In October 2014, the US Food and Drug Administration (FDA) issued a draft guidance outlining its plan to overhaul the regulation of in vitro diagnostics, which are tests conducted outside of a living body to detect or diagnose diseases, conditions and infections. Most in vitro diagnostics, specifically those developed by individual laboratories (known as laboratory-developed tests, or LDTs) for use by clinicians, have historically been exempt from premarket FDA review. As a result, medical-center laboratories have been at the forefront of precision medicine, rapidly developing tests for rare diseases and public health threats, such as HIV.
However, citing the potential for serious harms, the FDA now proposes to use a risk-based framework to determine which LDTs will be subject to regulatory oversight before marketing. Over a 9-year period, requirements for premarket review will be gradually phased in first for high-risk (or class III) LDTs, and then for moderate-risk (or class II) LDTs. Thus, before high-risk LDTs can be marketed or used by clinicians, manufacturers of these tests—like those of other class III devices such as implantable pacemakers—will have to provide evidence of safety, effectiveness and clinical validity.

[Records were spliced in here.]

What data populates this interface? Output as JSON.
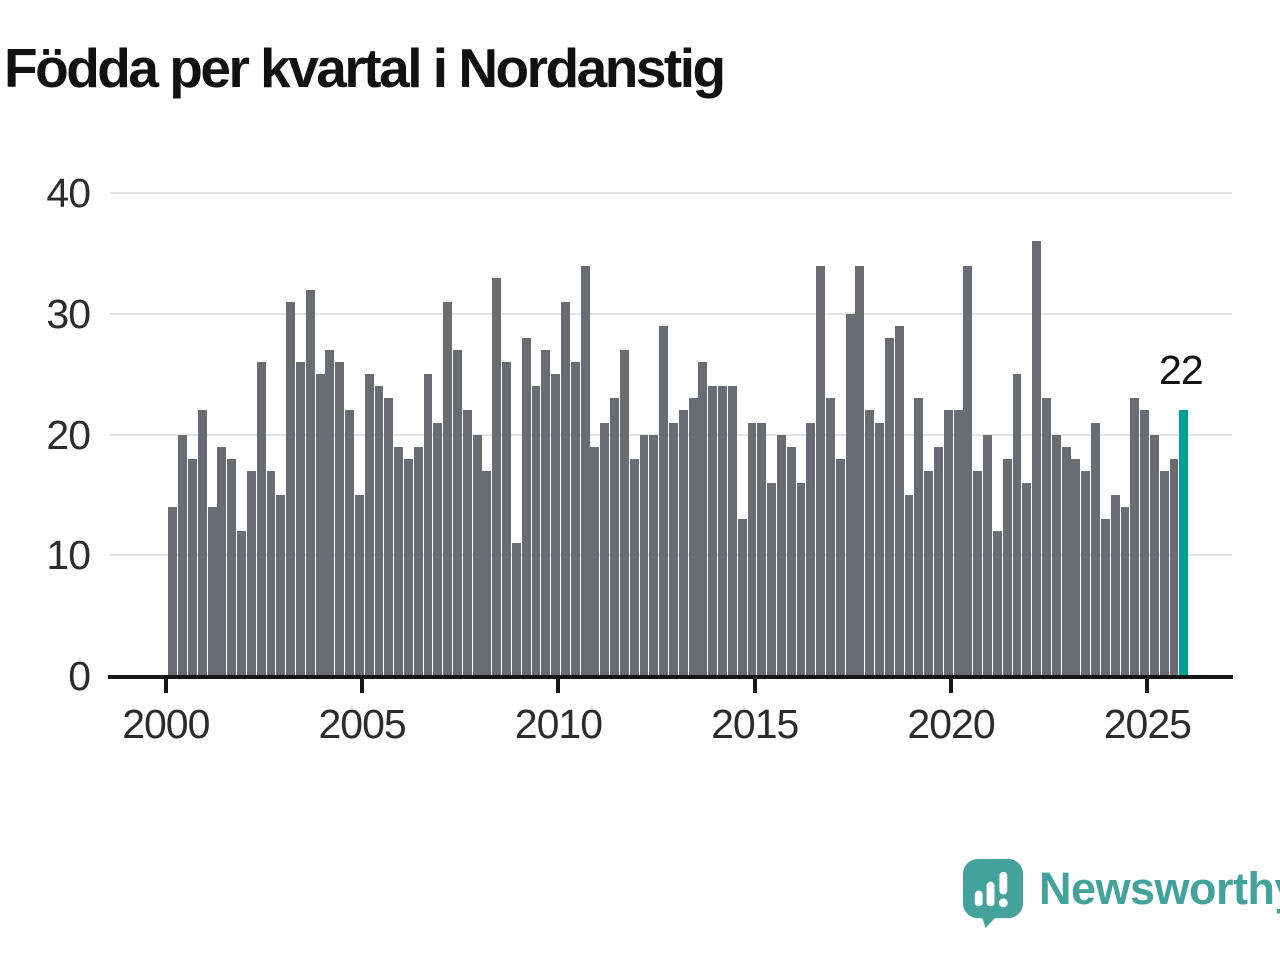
{
  "title": "Födda per kvartal i Nordanstig",
  "annotation": {
    "last_value_label": "22"
  },
  "branding": {
    "name": "Newsworthy",
    "icon": "newsworthy-speech-bubble-bar-chart-icon"
  },
  "colors": {
    "bar": "#6b6b74",
    "highlight": "#00a096",
    "grid": "#e3e3e3",
    "axis": "#161616",
    "tick_text": "#2b2b2b",
    "title_text": "#111111",
    "logo_teal": "#43a39c"
  },
  "chart_data": {
    "type": "bar",
    "title": "Födda per kvartal i Nordanstig",
    "x_unit": "quarter",
    "start_year": 2000,
    "x_range": [
      "2000 Q1",
      "2025 Q4"
    ],
    "x_tick_labels": [
      "2000",
      "2005",
      "2010",
      "2015",
      "2020",
      "2025"
    ],
    "y_tick_values": [
      0,
      10,
      20,
      30,
      40
    ],
    "ylim": [
      0,
      40
    ],
    "grid": "horizontal",
    "legend": "none",
    "highlight_index": 103,
    "highlight_value": 22,
    "values": [
      14,
      20,
      18,
      22,
      14,
      19,
      18,
      12,
      17,
      26,
      17,
      15,
      31,
      26,
      32,
      25,
      27,
      26,
      22,
      15,
      25,
      24,
      23,
      19,
      18,
      19,
      25,
      21,
      31,
      27,
      22,
      20,
      17,
      33,
      26,
      11,
      28,
      24,
      27,
      25,
      31,
      26,
      34,
      19,
      21,
      23,
      27,
      18,
      20,
      20,
      29,
      21,
      22,
      23,
      26,
      24,
      24,
      24,
      13,
      21,
      21,
      16,
      20,
      19,
      16,
      21,
      34,
      23,
      18,
      30,
      34,
      22,
      21,
      28,
      29,
      15,
      23,
      17,
      19,
      22,
      22,
      34,
      17,
      20,
      12,
      18,
      25,
      16,
      36,
      23,
      20,
      19,
      18,
      17,
      21,
      13,
      15,
      14,
      23,
      22,
      20,
      17,
      18,
      22
    ]
  }
}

In our article, we argue that this plan could be modified to minimize delays in market entry of lower-risk tests and those for pressing clinical needs. To promote innovation in precision medicine, the FDA, the CMS and other stakeholders should collaborate to ensure that rigorously validated diagnostic tests are reimbursed commensurately with their benefits to patients.
(cite: Hwang TJ, Lehmann LS, Kesselheim AS. Precision medicine and the FDA's draft guidance on laboratory-developed tests. Nature Biotech 2015; 33(5): 449-451.)